状況とタイミングを誤るもの 1
「……お前ら大丈夫か?」
一の哀れみの視線などはで屁ではない。
あれから互いを餌食にした活性法は功となし、お互いボロボロながらも同点まで行き着いた。
「お、俺ら勝てんじゃねーか!」
「わたし、諦めてたけど頑張ろうかな!」
それぞれにやる気にも満ち溢れている。もう必要ないほどに燃えていた。
「…だが、お前を餌食にできなかったのが一番悔やまれるな」
「おう、この色男は落としておきたかった」
「俺の心配を返せ……」
こうして皆、一丸となって挑む姿勢は良いものだと思いつつ、午前最後の種目『騎馬戦』に挑むこととなった。
『おおっと、やはり二年でも島釜は無敵だーー!!』
三年生から始まった学年別騎馬戦。
三年生は、確かに高校生としては高い試合だったものの、二年の島釜の騎馬戦無敗戦績に遠く及ばなかった。てかあの先輩人間辞めてないか?
「……おい平和、まじでやるのか?」
一Cみんなを集めたブリーフィング、そこで俺の提案を話すと皆、苦笑いする。
「ああマジだ。大丈夫、理事には通してあるから!」
皆が呆れ返り、しかし異論はないとばかりに段々と悪い笑みを伝染させていった。
「……確かに『聖夜の魔法使い』らしいぶっ飛んだ考え方だな!」
「やろうみんな! これならワンチャン『キシン』にも勝てるかも!」
「『キシン』?」
何故か突然、全体的に共通認識とばかりに理解していく言葉に俺は首を捻って、信木は「ちょっと来い」と俺と一、智を連れて少し離れたところに連れてこられる。
「「「『騎神』って文坂の事なのか!?」」」
「…そうだ」
騎神の幼馴染は神妙な面持ちで頷く。
「……あいつ、小学校の頃からやけに騎馬戦でだけ何かしらの思い入れがあるのか人が変わるんだ。それでいて強い。小五で片鱗を見せてから中学最後まで騎手。正直さっきの島釜先輩とタイマンはれるくらいだと思うぞ」
島釜は確か十騎倒したぞ。B組のフライパンは化け物か! ……あ、フライパン掲げてたら鬼だわ、鬼神だわ。

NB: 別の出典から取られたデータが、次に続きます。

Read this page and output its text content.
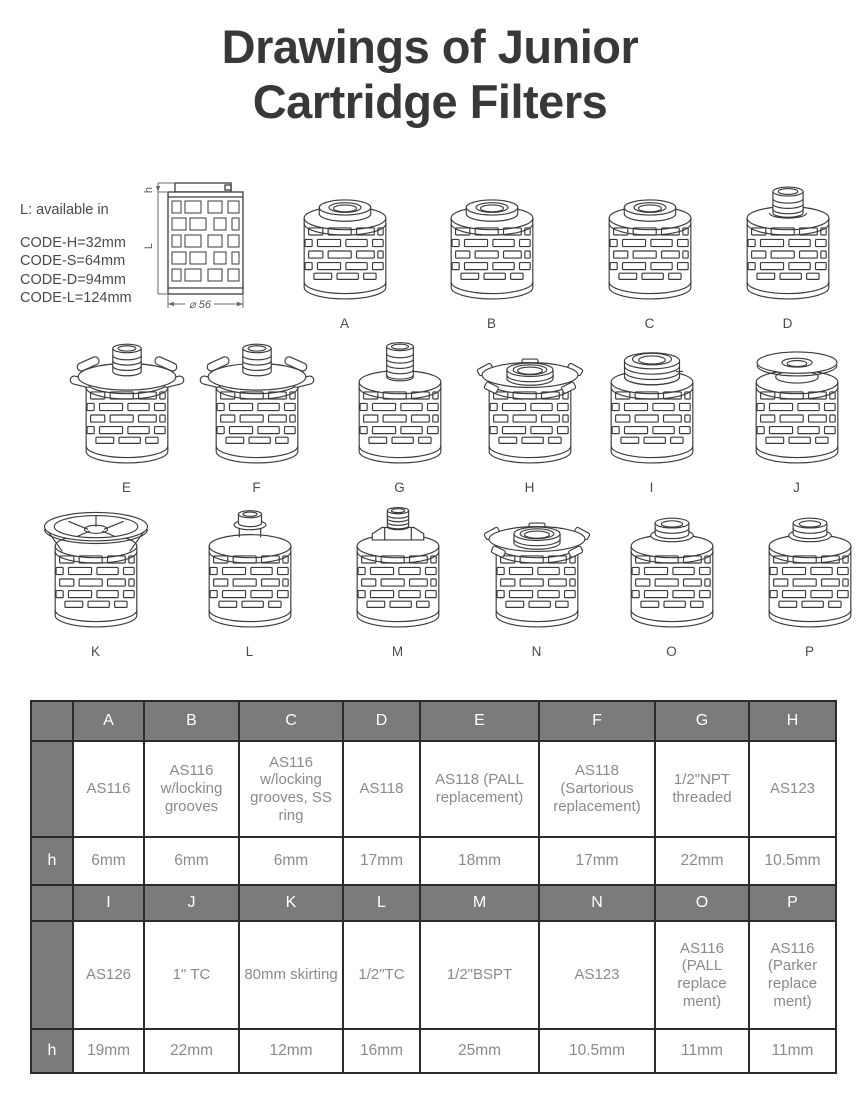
Drawings of Junior
Cartridge Filters
L: available in
CODE-H=32mm
CODE-S=64mm
CODE-D=94mm
CODE-L=124mm
h
L
⌀ 56
A	B	C	D
E	F	G	H	I	J
K	L	M	N	O	P
	A	B	C	D	E	F	G	H
	AS116	AS116 w/locking grooves	AS116 w/locking grooves, SS ring	AS118	AS118 (PALL replacement)	AS118 (Sartorious replacement)	1/2"NPT threaded	AS123
h	6mm	6mm	6mm	17mm	18mm	17mm	22mm	10.5mm
	I	J	K	L	M	N	O	P
	AS126	1" TC	80mm skirting	1/2"TC	1/2"BSPT	AS123	AS116 (PALL replace ment)	AS116 (Parker replace ment)
h	19mm	22mm	12mm	16mm	25mm	10.5mm	11mm	11mm
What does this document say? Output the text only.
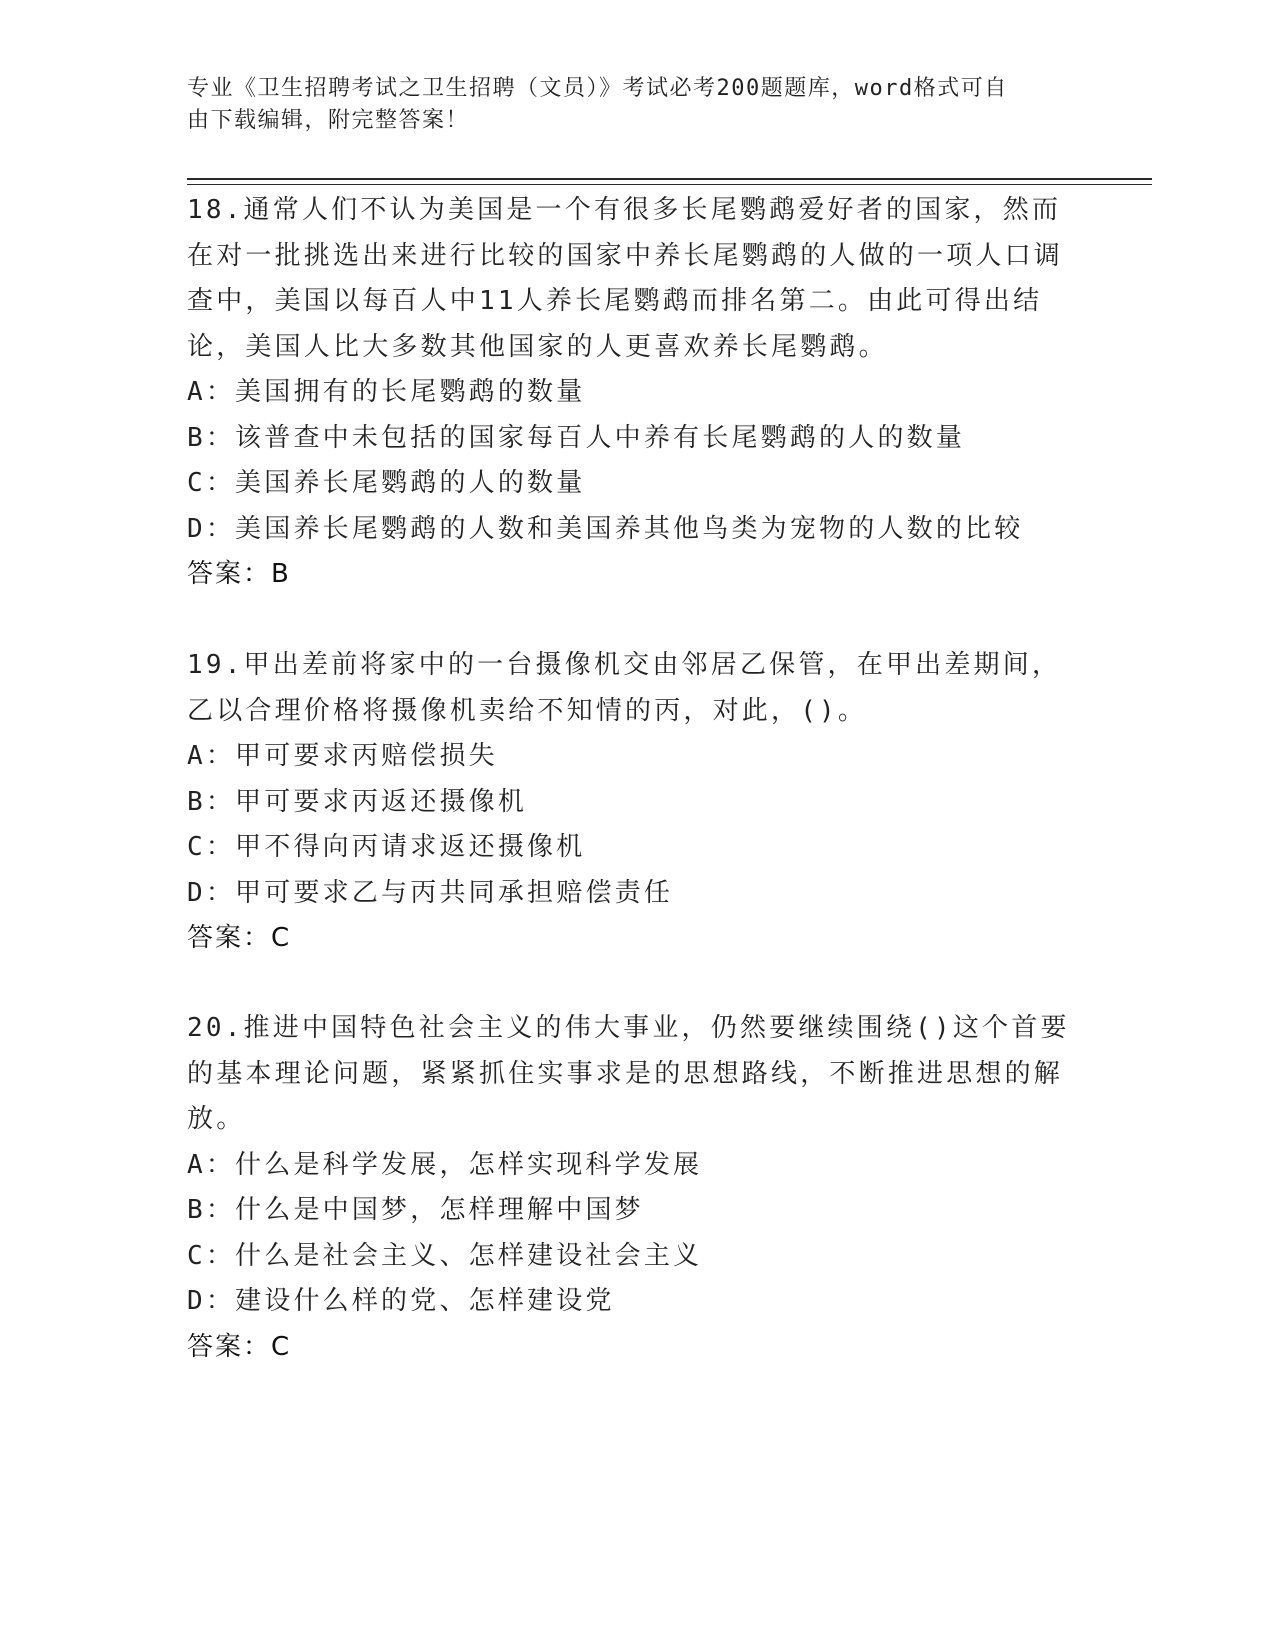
专业《卫生招聘考试之卫生招聘（文员）》考试必考200题题库，word格式可自
由下载编辑，附完整答案！
18.通常人们不认为美国是一个有很多长尾鹦鹉爱好者的国家，然而在对一批挑选出来进行比较的国家中养长尾鹦鹉的人做的一项人口调查中，美国以每百人中11人养长尾鹦鹉而排名第二。由此可得出结论，美国人比大多数其他国家的人更喜欢养长尾鹦鹉。
A：美国拥有的长尾鹦鹉的数量
B：该普查中未包括的国家每百人中养有长尾鹦鹉的人的数量
C：美国养长尾鹦鹉的人的数量
D：美国养长尾鹦鹉的人数和美国养其他鸟类为宠物的人数的比较
答案：B
19.甲出差前将家中的一台摄像机交由邻居乙保管，在甲出差期间，乙以合理价格将摄像机卖给不知情的丙，对此，()。
A：甲可要求丙赔偿损失
B：甲可要求丙返还摄像机
C：甲不得向丙请求返还摄像机
D：甲可要求乙与丙共同承担赔偿责任
答案：C
20.推进中国特色社会主义的伟大事业，仍然要继续围绕()这个首要的基本理论问题，紧紧抓住实事求是的思想路线，不断推进思想的解放。
A：什么是科学发展，怎样实现科学发展
B：什么是中国梦，怎样理解中国梦
C：什么是社会主义、怎样建设社会主义
D：建设什么样的党、怎样建设党
答案：C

「とにかく……さっきの形式なら混合戦、案外共倒れからの漁夫の利もありだが、マジであの策するのか?」
「勿論だ。むしろそれの補強案にもなるからな」
「……となると、あとはユウマとノブキの挑発に乗るかどうかだな。ミスすればただの無効試合にされるが」
「大丈夫だハジメ、もう何も怖くない……」
「ああ、オレも恐るものはないさ……」
「遠い目してるぞおまえらー」
……さて、せめて昼食までは生きていたいと願いつつ、俺たちは既にトラックに向かったクラスメイトを追って駆け出した。